CLAUDIA BUCKHOLTS
Bicycle Messenger
A bicycle messenger races through
wet streets, bent over the handlebars,
athwart a racing saddle. Wind’s his
enemy, his friend. Cars pile up,
the lockstep of evening nears, he
twists through a corridor left open,
arrives at a flame-colored building.
He carries a document wrapped
in plastic against rain, up carpeted
stairs, into an elevator, a wall of glass
from which he can look down over
the entire city, boats turning restless
in the marina, trees canted toward
water, brick rowhouses. When the
bicycle messenger hands over the
document, a white-gloved man says,
You came too late. It would be better
you had not come at all.

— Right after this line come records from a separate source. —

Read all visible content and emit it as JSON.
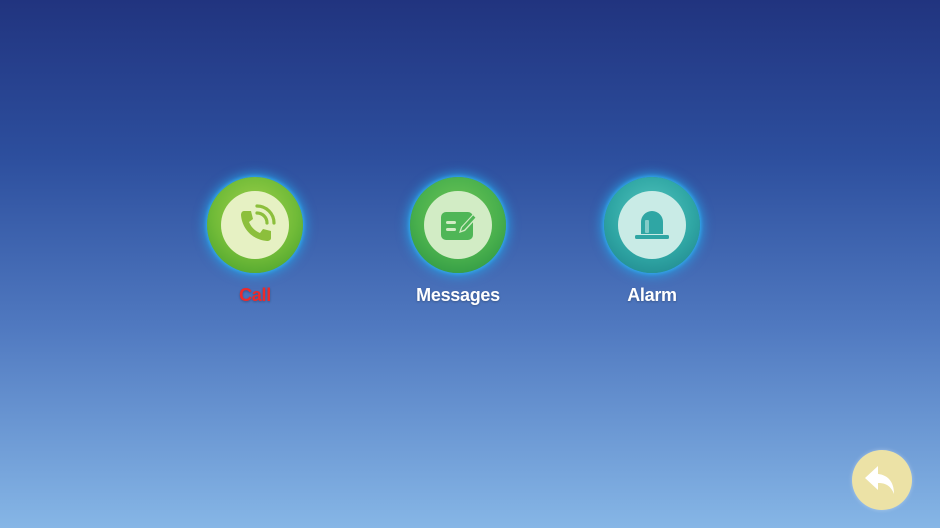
{
  "menu": {
    "items": [
      {
        "label": "Call",
        "icon": "phone-icon",
        "active": true
      },
      {
        "label": "Messages",
        "icon": "message-edit-icon",
        "active": false
      },
      {
        "label": "Alarm",
        "icon": "alarm-siren-icon",
        "active": false
      }
    ]
  },
  "back": {
    "icon": "back-arrow-icon"
  },
  "colors": {
    "active_label": "#ee2a2a",
    "label": "#ffffff",
    "back_button": "#ece2a6"
  }
}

The bicycle
messenger lifts his racing goggles
to reveal a smooth face, a diabolical
look crouching in his pale eyes.
Nevertheless, he says, you’ll pay.
Claudia Buckholts has received Creative Writing Fellowships from the National Endowment for the Arts and Massachusetts Artists Foundation and the Grolier Poetry Prize. Her work has appeared in Alaska Quarterly Review, Indiana Review, Minnesota Review, New American Writing, Prairie Schooner, The Southern Review, and other journals and in two books, Bitterwater and Traveling Through the Body.